On the motivations behind the stories he tells "I have no real agenda. I mean, I don't have anything that I'm using film to promote, even artistically. The basic artistic function is to explore what it means to be human, you know? 'What is the human condition? What is the nature of life? How do we live? How do we deal with each other? How do we exist?' That's really it. I mean, I use film to explore those things, and there's so many ways you can do that."
On people's interpretations of his films "I'm always, kind of, bemused by the people talking about, 'Well, A Dangerous Method isn't very Cronenbergian' -- it is or it isn't.
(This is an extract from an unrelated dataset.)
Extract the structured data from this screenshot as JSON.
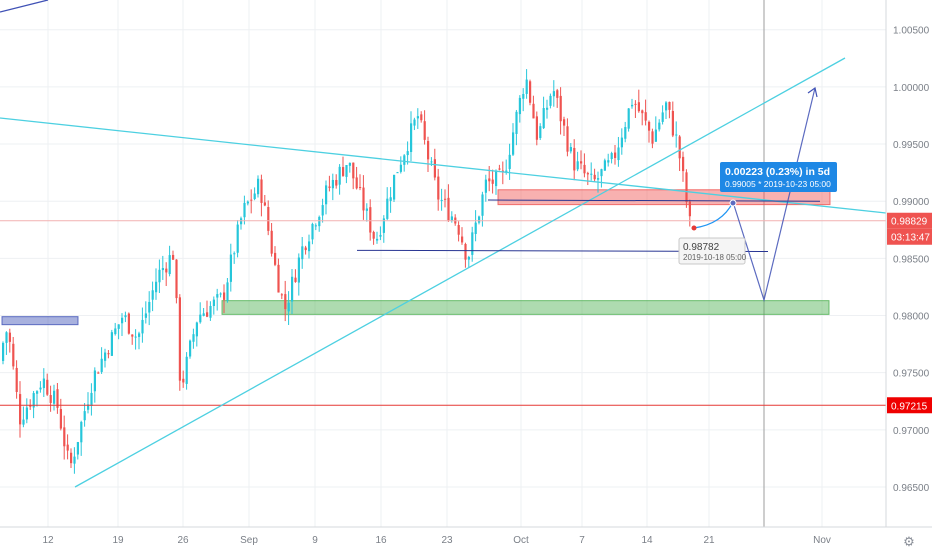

I mean, I think anything I do is Cronenbergian, enough for me anyway ... so I don't restrict myself, in terms of subjects -- anything that intrigues me ... It means that there's a cinematic voice of mine that's, kind of, surprising, and maybe shocking, and unique, so they want to encode it somehow in a phrase. So I don't take it as an insult, but it can come back to haunt you because people start to pigeonhole you, suddenly, in a way that you don't pigeonhole yourself."
On "venereal horror," a term often applied to his work "I have no idea what that means. It means, sort of, sex horror, somehow, that involves genitalia, perhaps? I have no idea... It really had to do with the specifics of those particular movies, you know? Did Dead Ringers involve that? Did M. Butterfly involve that?... These categories are only of passing interest to me. It's a game, really, for critics to play, because, creatively, it's really a non-issue. It means nothing... Do I have a list? Do I say, 'Well, I was gonna do Cosmopolis, but there's no venereal horror in it, so either I put it in or I'm not gonna do the movie?' No. It doesn't work that way at all ... It's not like I'm obsessed with the body."
On A Dangerous Method "When I read Christopher Hampton's play, I could say to myself, 'Well, I guess, probably unconsciously -- to use a Freudian expression -- I've always wanted to do something about Freud, but I never had the structure and never had, sort of, the concept to deal with such a vast topic. And here was a perfect dramatic structure -- very unexpected, because I didn't know anything Sabine Spielrein and her relationship with Jung. So here was what I considered an intellectual menage-a-trois ... as well as dealing with the birth of psychoanalysis and the birth of psychoanalysis and life in Vienna at the turn of the 20th century, all fantastic things and of interest to me always."
On the possibility of "going Hollywood" in the future "I haven't really tried to avoid it. I've often joked and said, 'I've been trying to sell out for years but nobody's buying!' I mean, I did try to do The Matarese Circle with Tom Cruise and Denzel Washington at M-G-M, but M-G-M, kind of, went belly-up for a while ... there were other moments ... I think the only in-house studio movie I ever really did was A History of Violence with New Line, and, obviously, New Line was not Warner Brothers ... I've tried, and, in each case, it's, sort of, not happened for all kinds of different reasons. It's absolutely not an opposition ... you're still trying to make a good movie, but within a different context. I'd be interested to try it ... maybe it'll still happen."